Given that ugly picture, the need to draw soothing maps for Tiso took on a special urgency. What to do? Telling the truth was politically unacceptable, but an outright lie would be too tough to sell.

The answer was to alter the maps slightly. Staff officers rendered the German defensive positions in thick lines on the map, while representing the Soviet armored spearheads with thinner, lighter strokes. “That way,” Heusinger wrote, the situation “wouldn’t appear so dangerous” (“Dann sieht es nicht so gefährlich aus“). After all, “thick” should be able to hold off “thin,” right?

Some officers raised objections. Was it really correct to fool Tiso in this fashion? Wouldn’t it be better to lay things out as they actually were, so that he could make a more informed judgment about the danger facing Slovakia?

You can probably guess the answer to their questions. They were told that the Führer wanted it this way. Political reasons. And politics were Hitler’s business, not the purview of the General Staff. For a planning cell that rarely ventured above or beyond the operational sphere into the realm of strategy, it was the only answer they needed. Anyway, they had already done something quite similar the last time Antonescu visited headquarters.

Still, doubts lingered among some of them, and here the story turns interesting. Heusinger has one staff officer warning everyone to be careful, declaring that this arrangement was a “double-edged sword” and thus a dangerous thing. It was a rose-colored image, he said, “and you have to be clear about that.”

I’ve thought a lot about that warning. This was, after all, an officer corps that was by now clinging to smaller and smaller vestiges of hope. Wonder weapons that might turn the tide for Germany at the last moment. Some miraculous turn of events that would allow the Wehrmacht to defeat the invasion in the West that everyone knew was imminent. A falling out between the western allies and the Soviet Union, unnatural partners at best. Something–anything.

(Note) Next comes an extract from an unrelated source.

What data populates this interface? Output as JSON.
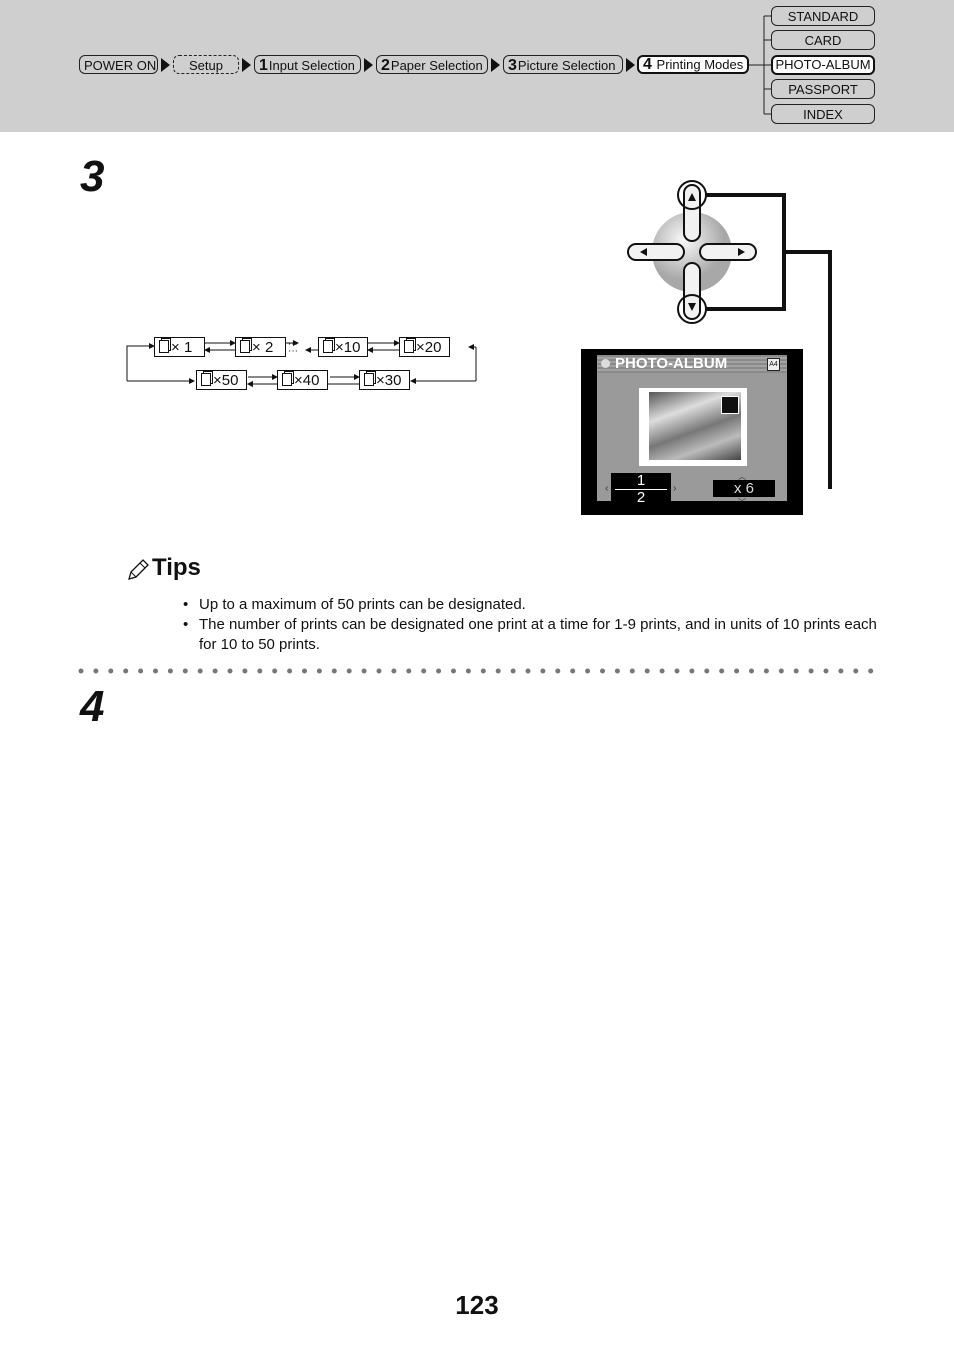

And that’s why I think, just perhaps, that there were some people in that room–even the most hardened and experienced military planners–who looked at Tiso’s maps, with those big, bold, defensive lines and apparently weak Soviet spearheads, and who actually took some comfort in them. Human beings have been deceiving themselves for a long, long time, and not all of them were working in the Wolf’s Lair.